Bear Stearns, Citigroup, UBS, Morgan Stanley.... the list of American firms offering equity stakes to Chinese and Asian firms is growing. Another troubled firm, Merrill Lynch, is getting an infusion from Temasek, the Singapore investment firm.
What does this mean? First, large overseas investors clearly think that the world's investment banks, although in trouble at the moment, are a good investment bet. The sub-prime crisis will end sooner or later- in my view, sooner rather than later- and banks with a fundamentally sound franchise will bounce back.
Secondly, the absence of hostility towards acquisitions by Chinese or Asian firms in blue-blooded western financial firms is striking. That's clearly because large funds are required- and the Chinese seem to have the filthy stuff. Considering how closed China's own financial market is to foreign firms, it is interesting that Chinese funds are now in a position to breeze into western firms. Remember, they acquired an over 10% stake in Barclays during the year and also a stake in Blackstone, the private equity firm.
We are clearly seeing sovereign wealth funds flex their muscles. They are sitting on assets of around $3 trillion and this is expected to rise to $10 trillion soon. Should India too follow suit? There are a couple of issues that economist Gary Becker has highlighted. One, these funds lack transparency and hence monitoring of performance becomes difficult. Secondly, being goverment-owned, they may not deliver the sort of performance one associates with private sector funds.
Becker thinks the funds should simply return some of the excess they have to their citizens as a national dividend or the government should cut taxes. Individuals will then be left with more surpluses which they will manage more efficiently than sovereign funds will manage theirs.

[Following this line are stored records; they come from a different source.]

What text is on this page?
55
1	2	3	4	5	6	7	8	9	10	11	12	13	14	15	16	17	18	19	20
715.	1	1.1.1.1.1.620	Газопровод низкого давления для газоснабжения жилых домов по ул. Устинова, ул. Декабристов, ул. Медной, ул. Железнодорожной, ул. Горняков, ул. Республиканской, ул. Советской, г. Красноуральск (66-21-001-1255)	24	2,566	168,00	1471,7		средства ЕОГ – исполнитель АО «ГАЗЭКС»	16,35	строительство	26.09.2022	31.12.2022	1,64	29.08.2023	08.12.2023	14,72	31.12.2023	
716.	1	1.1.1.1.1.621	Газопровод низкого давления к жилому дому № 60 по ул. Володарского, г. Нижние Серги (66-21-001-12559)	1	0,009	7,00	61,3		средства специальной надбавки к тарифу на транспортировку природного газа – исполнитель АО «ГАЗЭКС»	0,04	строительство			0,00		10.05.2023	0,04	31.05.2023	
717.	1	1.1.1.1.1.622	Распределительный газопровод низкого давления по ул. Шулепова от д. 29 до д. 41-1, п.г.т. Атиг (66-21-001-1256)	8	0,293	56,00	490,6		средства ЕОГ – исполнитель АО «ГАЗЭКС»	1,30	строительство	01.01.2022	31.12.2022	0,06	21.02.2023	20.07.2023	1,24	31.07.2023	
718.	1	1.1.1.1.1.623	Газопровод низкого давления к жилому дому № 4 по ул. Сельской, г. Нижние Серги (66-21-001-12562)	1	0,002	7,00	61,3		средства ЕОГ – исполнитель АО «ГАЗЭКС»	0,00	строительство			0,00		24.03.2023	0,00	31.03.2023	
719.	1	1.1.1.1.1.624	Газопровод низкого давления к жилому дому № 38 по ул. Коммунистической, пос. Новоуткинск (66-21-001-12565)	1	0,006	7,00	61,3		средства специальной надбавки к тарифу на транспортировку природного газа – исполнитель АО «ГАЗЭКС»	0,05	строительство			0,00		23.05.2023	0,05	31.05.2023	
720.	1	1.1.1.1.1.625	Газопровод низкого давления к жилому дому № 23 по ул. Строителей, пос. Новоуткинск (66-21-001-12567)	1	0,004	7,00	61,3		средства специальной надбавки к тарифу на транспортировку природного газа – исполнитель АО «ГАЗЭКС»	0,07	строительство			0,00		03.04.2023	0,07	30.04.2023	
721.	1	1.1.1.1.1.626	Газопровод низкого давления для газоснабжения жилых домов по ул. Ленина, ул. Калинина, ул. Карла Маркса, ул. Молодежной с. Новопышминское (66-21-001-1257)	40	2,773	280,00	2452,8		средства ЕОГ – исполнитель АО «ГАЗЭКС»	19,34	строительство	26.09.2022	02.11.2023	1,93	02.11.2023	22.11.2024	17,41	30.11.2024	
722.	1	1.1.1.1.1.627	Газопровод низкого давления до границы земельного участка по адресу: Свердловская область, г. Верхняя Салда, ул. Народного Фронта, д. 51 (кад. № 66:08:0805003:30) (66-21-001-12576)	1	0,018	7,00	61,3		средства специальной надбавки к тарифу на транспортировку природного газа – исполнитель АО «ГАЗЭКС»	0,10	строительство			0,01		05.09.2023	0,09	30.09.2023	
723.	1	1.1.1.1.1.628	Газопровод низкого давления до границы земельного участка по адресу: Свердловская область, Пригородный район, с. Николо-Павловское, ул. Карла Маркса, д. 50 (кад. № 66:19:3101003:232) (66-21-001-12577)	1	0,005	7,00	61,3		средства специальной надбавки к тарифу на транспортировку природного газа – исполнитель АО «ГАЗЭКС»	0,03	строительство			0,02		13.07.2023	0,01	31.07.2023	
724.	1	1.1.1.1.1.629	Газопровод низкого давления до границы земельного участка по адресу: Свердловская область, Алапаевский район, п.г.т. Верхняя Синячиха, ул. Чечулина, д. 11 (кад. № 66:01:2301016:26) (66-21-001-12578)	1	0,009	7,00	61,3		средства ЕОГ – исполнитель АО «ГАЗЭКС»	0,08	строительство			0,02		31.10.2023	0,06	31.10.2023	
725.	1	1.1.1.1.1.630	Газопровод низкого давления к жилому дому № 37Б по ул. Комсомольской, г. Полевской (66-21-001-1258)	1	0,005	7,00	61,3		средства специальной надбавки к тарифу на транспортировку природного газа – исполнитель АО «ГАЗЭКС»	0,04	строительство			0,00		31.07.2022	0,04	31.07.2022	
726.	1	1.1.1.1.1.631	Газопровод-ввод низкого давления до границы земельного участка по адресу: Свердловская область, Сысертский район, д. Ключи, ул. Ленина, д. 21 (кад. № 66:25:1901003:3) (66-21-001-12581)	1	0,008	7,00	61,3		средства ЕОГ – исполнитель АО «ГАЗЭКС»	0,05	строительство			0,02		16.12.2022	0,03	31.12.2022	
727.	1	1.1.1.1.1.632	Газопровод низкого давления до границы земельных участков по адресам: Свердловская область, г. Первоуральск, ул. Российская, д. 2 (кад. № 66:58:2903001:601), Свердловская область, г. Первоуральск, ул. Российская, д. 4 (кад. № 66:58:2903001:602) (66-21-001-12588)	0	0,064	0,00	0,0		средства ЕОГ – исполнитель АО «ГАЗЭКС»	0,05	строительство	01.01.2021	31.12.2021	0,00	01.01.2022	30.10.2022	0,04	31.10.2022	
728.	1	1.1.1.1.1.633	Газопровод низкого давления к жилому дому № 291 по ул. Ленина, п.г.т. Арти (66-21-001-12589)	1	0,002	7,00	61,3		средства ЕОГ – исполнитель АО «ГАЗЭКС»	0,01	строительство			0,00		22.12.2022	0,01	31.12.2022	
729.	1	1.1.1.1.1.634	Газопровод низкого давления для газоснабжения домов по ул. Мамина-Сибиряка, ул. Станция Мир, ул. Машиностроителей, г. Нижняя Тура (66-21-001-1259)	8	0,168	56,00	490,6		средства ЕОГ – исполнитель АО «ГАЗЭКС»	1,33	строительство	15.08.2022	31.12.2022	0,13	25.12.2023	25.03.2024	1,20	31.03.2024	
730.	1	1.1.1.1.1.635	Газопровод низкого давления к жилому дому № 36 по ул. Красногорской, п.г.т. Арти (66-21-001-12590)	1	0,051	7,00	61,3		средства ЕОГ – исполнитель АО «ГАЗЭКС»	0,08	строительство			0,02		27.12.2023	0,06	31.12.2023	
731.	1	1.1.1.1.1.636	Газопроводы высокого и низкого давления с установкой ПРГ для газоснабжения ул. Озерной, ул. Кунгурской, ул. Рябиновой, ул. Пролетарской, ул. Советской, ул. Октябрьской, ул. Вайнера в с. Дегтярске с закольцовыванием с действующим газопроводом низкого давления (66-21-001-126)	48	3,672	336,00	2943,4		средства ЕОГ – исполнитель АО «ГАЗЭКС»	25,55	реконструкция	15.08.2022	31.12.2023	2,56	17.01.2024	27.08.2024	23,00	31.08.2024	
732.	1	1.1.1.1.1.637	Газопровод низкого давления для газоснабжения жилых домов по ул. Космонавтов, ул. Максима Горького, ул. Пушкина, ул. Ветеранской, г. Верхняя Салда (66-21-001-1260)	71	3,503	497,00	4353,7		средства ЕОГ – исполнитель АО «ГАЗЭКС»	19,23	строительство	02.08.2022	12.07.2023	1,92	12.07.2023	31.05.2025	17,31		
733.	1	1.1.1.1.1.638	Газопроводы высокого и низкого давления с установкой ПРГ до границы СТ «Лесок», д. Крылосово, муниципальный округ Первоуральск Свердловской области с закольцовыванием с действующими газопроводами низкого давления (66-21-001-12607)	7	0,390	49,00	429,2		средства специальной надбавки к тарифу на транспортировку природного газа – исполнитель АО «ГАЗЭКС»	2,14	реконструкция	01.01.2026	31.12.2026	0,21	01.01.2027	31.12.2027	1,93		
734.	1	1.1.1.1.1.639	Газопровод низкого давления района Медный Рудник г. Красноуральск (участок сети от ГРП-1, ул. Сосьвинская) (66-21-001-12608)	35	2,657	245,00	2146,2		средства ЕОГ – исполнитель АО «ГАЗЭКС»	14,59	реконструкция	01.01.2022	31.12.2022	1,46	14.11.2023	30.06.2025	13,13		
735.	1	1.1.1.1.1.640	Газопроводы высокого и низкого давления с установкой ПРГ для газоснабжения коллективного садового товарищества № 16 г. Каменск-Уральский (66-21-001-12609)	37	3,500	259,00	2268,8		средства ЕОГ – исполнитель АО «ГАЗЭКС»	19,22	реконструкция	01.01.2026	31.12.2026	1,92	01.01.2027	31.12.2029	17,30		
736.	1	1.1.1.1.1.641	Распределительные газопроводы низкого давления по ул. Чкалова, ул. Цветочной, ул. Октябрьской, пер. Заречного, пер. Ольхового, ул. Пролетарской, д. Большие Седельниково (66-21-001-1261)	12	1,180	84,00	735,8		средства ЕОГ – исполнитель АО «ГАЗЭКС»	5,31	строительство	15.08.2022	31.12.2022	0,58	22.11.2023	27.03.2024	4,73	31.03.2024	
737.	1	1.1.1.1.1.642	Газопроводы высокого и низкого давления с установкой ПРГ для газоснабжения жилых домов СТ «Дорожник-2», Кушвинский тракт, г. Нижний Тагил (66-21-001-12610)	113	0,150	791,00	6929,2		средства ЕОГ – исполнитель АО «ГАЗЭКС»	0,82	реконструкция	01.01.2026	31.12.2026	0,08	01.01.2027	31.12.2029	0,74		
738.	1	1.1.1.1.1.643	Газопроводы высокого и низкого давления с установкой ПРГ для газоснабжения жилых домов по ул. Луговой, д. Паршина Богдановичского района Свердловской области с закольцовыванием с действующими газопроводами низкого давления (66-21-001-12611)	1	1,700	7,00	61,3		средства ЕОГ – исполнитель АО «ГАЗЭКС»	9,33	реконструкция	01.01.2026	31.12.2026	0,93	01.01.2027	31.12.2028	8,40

I am not sure about the second proposition, that government ownership is necessarily inimial to efficient fund management- UTI Mutual Fund has done pretty well in recent years. Lack of transparency is the real issue. In India, we do have excess forex reserves but nowhere near what China has. These excess reserves are better spent on developing infrastructure. China has first-rate infrastructure, so it can think of other uses for its reserves. For us, infrastructure spending should be the priority, not passive fund management.